TODAY we can expect spin doctors from all parties to provide their partisan views of how Rhodri Morgan has performed over the past five years.
It requires no political insight to anticipate that three of the four National Assembly groups will be strongly critical of the First Minister, while his own will heap him with praise.
A possibly more fruitful way of assessing his performance is to look at the targets inherited and set by the Assembly Government and see to what extent progress towards them has been achieved.
Such an approach is by no means comprehensive. It is only quite recently, for example, that the Assembly Government has introduced overall waiting time targets for hospital patients.
Unfavourable comparisons with the performance of the NHS in England will continue to be the current administration's Achilles heel for the foreseeable future. But over a wider set of parameters it is fair to say that there is a mixed bag of results. Despite some shocking individual statistics, the picture is not as bad as Mr Morgan's critics would paint it, but not as good as he would like us to believe.

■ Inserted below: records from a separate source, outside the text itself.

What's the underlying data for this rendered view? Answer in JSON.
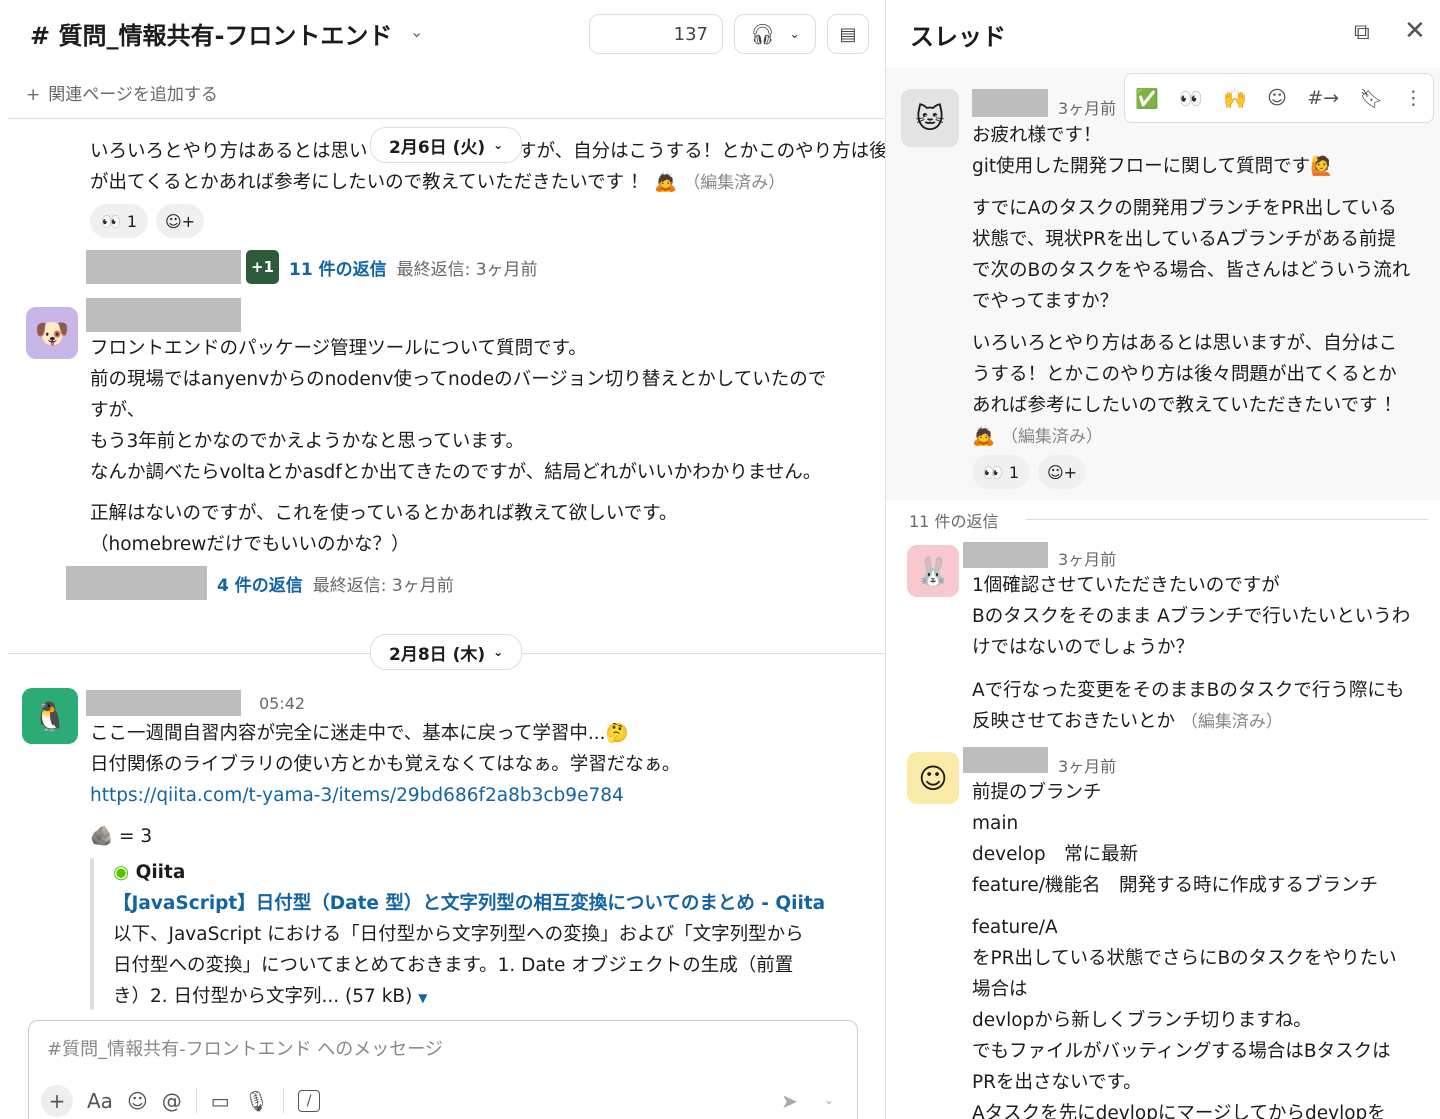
{
  "channel": {
    "title": "# 質問_情報共有-フロントエンド",
    "member_count": "137",
    "add_page": "関連ページを追加する"
  },
  "messages": [
    {
      "lines": [
        "いろいろとやり方はあるとは思い",
        "ますが、自分はこうする！とかこのやり方は後々問題",
        "が出てくるとかあれば参考にしたいので教えていただきたいです ！"
      ],
      "edited": "（編集済み）",
      "reaction_count": "1",
      "replies": "11 件の返信",
      "last_reply": "最終返信: 3ヶ月前",
      "reply_badge": "+1"
    },
    {
      "lines": [
        "フロントエンドのパッケージ管理ツールについて質問です。",
        "前の現場ではanyenvからのnodenv使ってnodeのバージョン切り替えとかしていたので",
        "すが、",
        "もう3年前とかなのでかえようかなと思っています。",
        "なんか調べたらvoltaとかasdfとか出てきたのですが、結局どれがいいかわかりません。",
        "正解はないのですが、これを使っているとかあれば教えて欲しいです。",
        "（homebrewだけでもいいのかな？）"
      ],
      "replies": "4 件の返信",
      "last_reply": "最終返信: 3ヶ月前"
    },
    {
      "time": "05:42",
      "lines": [
        "ここ一週間自習内容が完全に迷走中で、基本に戻って学習中...",
        "日付関係のライブラリの使い方とかも覚えなくてはなぁ。学習だなぁ。"
      ],
      "link": "https://qiita.com/t-yama-3/items/29bd686f2a8b3cb9e784",
      "rock_reaction": "= 3",
      "unfurl": {
        "site": "Qiita",
        "title": "【JavaScript】日付型（Date 型）と文字列型の相互変換についてのまとめ - Qiita",
        "desc": [
          "以下、JavaScript における「日付型から文字列型への変換」および「文字列型から",
          "日付型への変換」についてまとめておきます。1. Date オブジェクトの生成（前置",
          "き）2. 日付型から文字列... (57 kB)"
        ]
      }
    }
  ],
  "dates": [
    "2月6日 (火)",
    "2月8日 (木)"
  ],
  "composer": {
    "placeholder": "#質問_情報共有-フロントエンド へのメッセージ",
    "format_label": "Aa"
  },
  "thread": {
    "title": "スレッド",
    "parent": {
      "time": "3ヶ月前",
      "lines": [
        "お疲れ様です！",
        "git使用した開発フローに関して質問です",
        "すでにAのタスクの開発用ブランチをPR出している",
        "状態で、現状PRを出しているAブランチがある前提",
        "で次のBのタスクをやる場合、皆さんはどういう流れ",
        "でやってますか？",
        "いろいろとやり方はあるとは思いますが、自分はこ",
        "うする！とかこのやり方は後々問題が出てくるとか",
        "あれば参考にしたいので教えていただきたいです ！"
      ],
      "edited": "（編集済み）",
      "reaction_count": "1"
    },
    "reply_count": "11 件の返信",
    "replies": [
      {
        "time": "3ヶ月前",
        "lines": [
          "1個確認させていただきたいのですが",
          "Bのタスクをそのまま Aブランチで行いたいというわ",
          "けではないのでしょうか？",
          "Aで行なった変更をそのままBのタスクで行う際にも",
          "反映させておきたいとか"
        ],
        "edited": "（編集済み）"
      },
      {
        "time": "3ヶ月前",
        "lines": [
          "前提のブランチ",
          "main",
          "develop　常に最新",
          "feature/機能名　開発する時に作成するブランチ",
          "feature/A",
          "をPR出している状態でさらにBのタスクをやりたい",
          "場合は",
          "devlopから新しくブランチ切りますね。",
          "でもファイルがバッティングする場合はBタスクは",
          "PRを出さないです。",
          "Aタスクを先にdevlopにマージしてからdevlopを"
        ]
      }
    ]
  },
  "colors": {
    "link": "#1264a3",
    "accent_green": "#2bac76"
  }
}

In the early days of the Assembly, a website, betterwales.com, was used to set out the targets and measure performance in four broad areas - education, economy, health and quality of life. As time has passed, there have been many changes to the way data has been collected, making it not an easy task to track progress. Nevertheless, sufficient information is available across a range of parameters to draw some meaningful conclusions.
According to school exam results, Wales is forging ahead with improved standards every year, amply living up to the designation "Learning Country" that the Assembly Government would have us use. The reality is less euphoric. The proportion of adults with functional skills in literacy appears to have actually declined from 80% in 1996 to 76%, against a target of 90% by 2004. This does not bode well for the so-called knowledge economy that it is hoped to establish in Wales.
Equally, no progress has been made towards eradicating the gender disparity in educational attainment, where girls tend to do significantly better than boys.
On the other hand, the Assembly Government has exceeded its target in the number of young people participating in the modern apprenticeship scheme - a good omen for the future. Ironically, this success can be attributed to the much-criticised quango Elwa that is due to be scrapped next year.
Mr Morgan claims greatest success in the economy, but despite the encouraging figures on overall employment and exports, Wales is not doing well in terms of the number of new businesses being created. Tourism spending is also rising at only half the desired rate.
On health, the breast cancer mortality rate for women aged between 50 and 74 remains considerably higher than the target, although the incidence of cervical cancer has undergone a very welcome reduction.
The term "quality of life" covers a remarkably wide variety of parameters, ranging from the establishment of protected areas for birds via the survey of historical buildings to statistics on homelessness. The Assembly Government is likely to be popular with birds and buildings, if rather less so with the homeless.
Another target that has been exceeded is one seeking an increase in the number of people participating in sporting activities. As a keen jogger and rugby fan, Mr Morgan will doubtless be delighted that 57% of the population are now actively involved in sport - up 10% in just five years.